From The Word Detective:
A "greenhorn" is simply a newcomer or inexperienced person, especially a novice in a trade or business. "Greenhorn" first appeared back in the 15th century meaning a young ox with new, or "green," horns. ("Green" has been used as a metaphor for "young" or "inexperienced," by analogy to a young plant, for hundreds of years.) By about 1650, "greenhorn" was being applied to newly-enlisted army recruits, and shortly thereafter "greenhorn" came to mean any inexperienced person. Unfortunately, since the naive among us can easily be hornswoggled, "greenhorn" can also sometimes mean "sucker" or "simpleton."
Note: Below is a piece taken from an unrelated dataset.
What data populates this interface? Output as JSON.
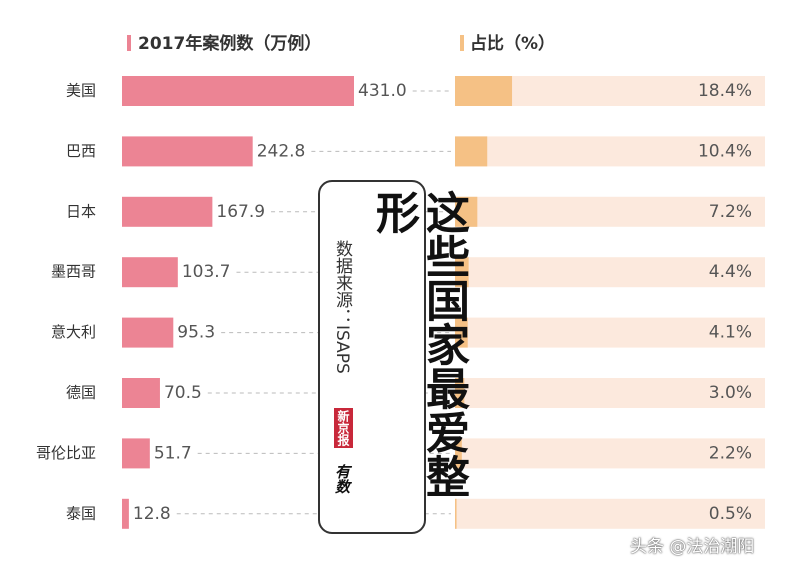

Still, I'd rather be thought a "greenhorn" than a "tinhorn," which since the late 19th century has been slang for a pretentious and flashy but cheap and contemptible person. The original "tinhorns" were "tinhorn gamblers" in the Old West, addicted to a low-stakes game called "Chuck-a-luck," in which dice were tumbled in a small metal contraption known as a "tin horn." Serious gamblers looked down on such "tinhorn gamblers," and by the end of the 19th century "tinhorn" had come into general usage as an adjective meaning "cheap" and "contemptible." A similar adjective, "tin-pot" (often heard in phrases such as "tin-pot dictator"), arose in the early 19th century by analogy to the perceived shoddiness of tin cookware.


I first looked in Brewer's Phrase and Fable. They didn't have greenhorn, but they did have the following entry, whose def. made no sense to me at all:
Green Linnets The 39th Foot, so called from the colour of their facings. Now the Dorsetshire, and the facings are white.